Originally published on Photoblog by Gethin Thomas DECEMBER. 14, 2020


[131-365] 14th. December 2020- No ladies this is not about that terrible boyfriend you once had who cheated on you, this is about mathematics. George Parker Bidder was marketed as The Calculating Boy by his father, and he was an English engineer and calculating prodigy.


This sea view is at Dartmouth and was a view he would have known, living just around the corner.


He displayed a natural skill at calculation from an early age and in childhood, his father, William Bidder, a stonemason, exhibited him as a "calculating boy", first in local fairs up to the age of six, and later around the country. In this way his talent was turned to profitable account, but his general education was in danger of being completely neglected.


Still, many of those who saw him developed an interest in his education, a notable example being Sir John Herschel. Herschel himself was an English polymath, mathematician, astronomer, chemist, inventor, and experimental photographer who invented the blueprint. His interest led him to arrange it so George could be sent to school in Camberwell. There he did not remain long, being removed by his father, who wished to exhibit him again, but he was saved from this misfortune and enabled to attend classes at the University of Edinburgh, largely through the kindness of Sir Henry Jardine, to whom he subsequently showed his gratitude by founding a "Jardine Bursary" at the university.


In 1834 Robert Stephenson, whose acquaintance he had made in Edinburgh, offered him an appointment on the London & Birmingham Railway, and in the succeeding year or two he began to assist George Stephenson in his parliamentary work, which at that time included schemes for railways between London and Brighton and between Manchester and Rugby via the Potteries. In this way he was introduced to engineering and parliamentary practice at a period of great activity which saw the establishment of the main features and principles that have since governed English railway construction.


He also advised on the construction of the Belgian railways; with R. Stephenson he made the first railway in Norway, from Christiania to Eidsvold; he was engineer-in-chief of the Danish railways, and he was largely concerned with railways in India. Though he sometimes spoke of himself as a mere "railway-engineer," he was in reality very much more; there was indeed no branch of engineering in which he did not take an interest, as was shown by the assiduity with which for half a century he attended the weekly meetings of the Institution of Civil Engineers, of which he was elected president in 1860.


Assiduity is my word of the day- Constant or close attention to what one is doing. Late Middle English: from Latin assiduitas, from assiduus ‘occupied with’.

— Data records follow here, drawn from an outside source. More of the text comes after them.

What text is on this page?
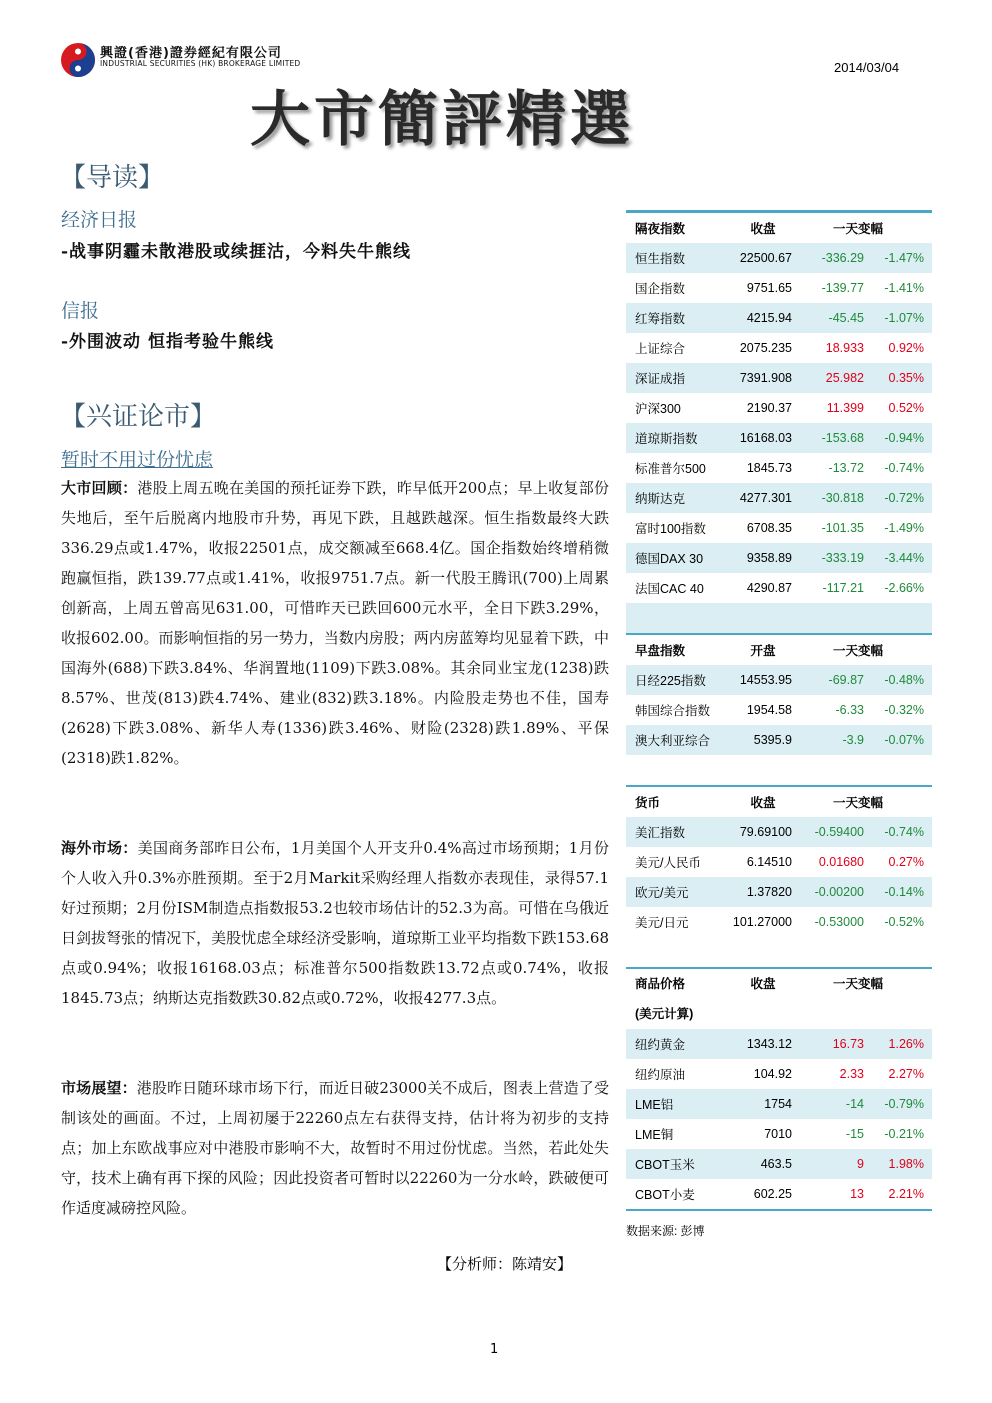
興證(香港)證券經紀有限公司
INDUSTRIAL SECURITIES (HK) BROKERAGE LIMITED	2014/03/04
大市簡評精選
【导读】
经济日报
-战事阴霾未散港股或续捱沽，今料失牛熊线
信报
-外围波动 恒指考验牛熊线
【兴证论市】
暂时不用过份忧虑
大市回顾：港股上周五晚在美国的预托证券下跌，昨早低开200点；早上收复部份失地后，至午后脱离内地股市升势，再见下跌，且越跌越深。恒生指数最终大跌336.29点或1.47%，收报22501点，成交额减至668.4亿。国企指数始终增稍微跑赢恒指，跌139.77点或1.41%，收报9751.7点。新一代股王腾讯(700)上周累创新高，上周五曾高见631.00，可惜昨天已跌回600元水平，全日下跌3.29%，收报602.00。而影响恒指的另一势力，当数内房股；两内房蓝筹均见显着下跌，中国海外(688)下跌3.84%、华润置地(1109)下跌3.08%。其余同业宝龙(1238)跌8.57%、世茂(813)跌4.74%、建业(832)跌3.18%。内险股走势也不佳，国寿(2628)下跌3.08%、新华人寿(1336)跌3.46%、财险(2328)跌1.89%、平保(2318)跌1.82%。
海外市场：美国商务部昨日公布，1月美国个人开支升0.4%高过市场预期；1月份个人收入升0.3%亦胜预期。至于2月Markit采购经理人指数亦表现佳，录得57.1好过预期；2月份ISM制造点指数报53.2也较市场估计的52.3为高。可惜在乌俄近日剑拔弩张的情况下，美股忧虑全球经济受影响，道琼斯工业平均指数下跌153.68点或0.94%；收报16168.03点；标准普尔500指数跌13.72点或0.74%，收报1845.73点；纳斯达克指数跌30.82点或0.72%，收报4277.3点。
市场展望：港股昨日随环球市场下行，而近日破23000关不成后，图表上营造了受制该处的画面。不过，上周初屡于22260点左右获得支持，估计将为初步的支持点；加上东欧战事应对中港股市影响不大，故暂时不用过份忧虑。当然，若此处失守，技术上确有再下探的风险；因此投资者可暂时以22260为一分水岭，跌破便可作适度减磅控风险。
【分析师：陈靖安】
隔夜指数	收盘	一天变幅
恒生指数	22500.67	-336.29	-1.47%
国企指数	9751.65	-139.77	-1.41%
红筹指数	4215.94	-45.45	-1.07%
上证综合	2075.235	18.933	0.92%
深证成指	7391.908	25.982	0.35%
沪深300	2190.37	11.399	0.52%
道琼斯指数	16168.03	-153.68	-0.94%
标准普尔500	1845.73	-13.72	-0.74%
纳斯达克	4277.301	-30.818	-0.72%
富时100指数	6708.35	-101.35	-1.49%
德国DAX 30	9358.89	-333.19	-3.44%
法国CAC 40	4290.87	-117.21	-2.66%
早盘指数	开盘	一天变幅
日经225指数	14553.95	-69.87	-0.48%
韩国综合指数	1954.58	-6.33	-0.32%
澳大利亚综合	5395.9	-3.9	-0.07%
货币	收盘	一天变幅
美汇指数	79.69100	-0.59400	-0.74%
美元/人民币	6.14510	0.01680	0.27%
欧元/美元	1.37820	-0.00200	-0.14%
美元/日元	101.27000	-0.53000	-0.52%
商品价格
(美元计算)
收盘	一天变幅
纽约黄金	1343.12	16.73	1.26%
纽约原油	104.92	2.33	2.27%
LME铝	1754	-14	-0.79%
LME铜	7010	-15	-0.21%
CBOT玉米	463.5	9	1.98%
CBOT小麦	602.25	13	2.21%
数据来源: 彭博
1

He was one of the first to recognize the value of the electric telegraph, and he was one of the founders of the Electric Telegraph Company, which enabled the public generally to enjoy the benefits of telegraphic communication. Bidder died at his residence of Ravensbury Dartmouth, Devon, aged 72, on 20 September 1878 and was buried at Stoke Fleming in St Peters church. His son, George Parker Bidder Jr. , who inherited much of his father's calculating power, was a successful parliamentary counsel and an authority on cryptography.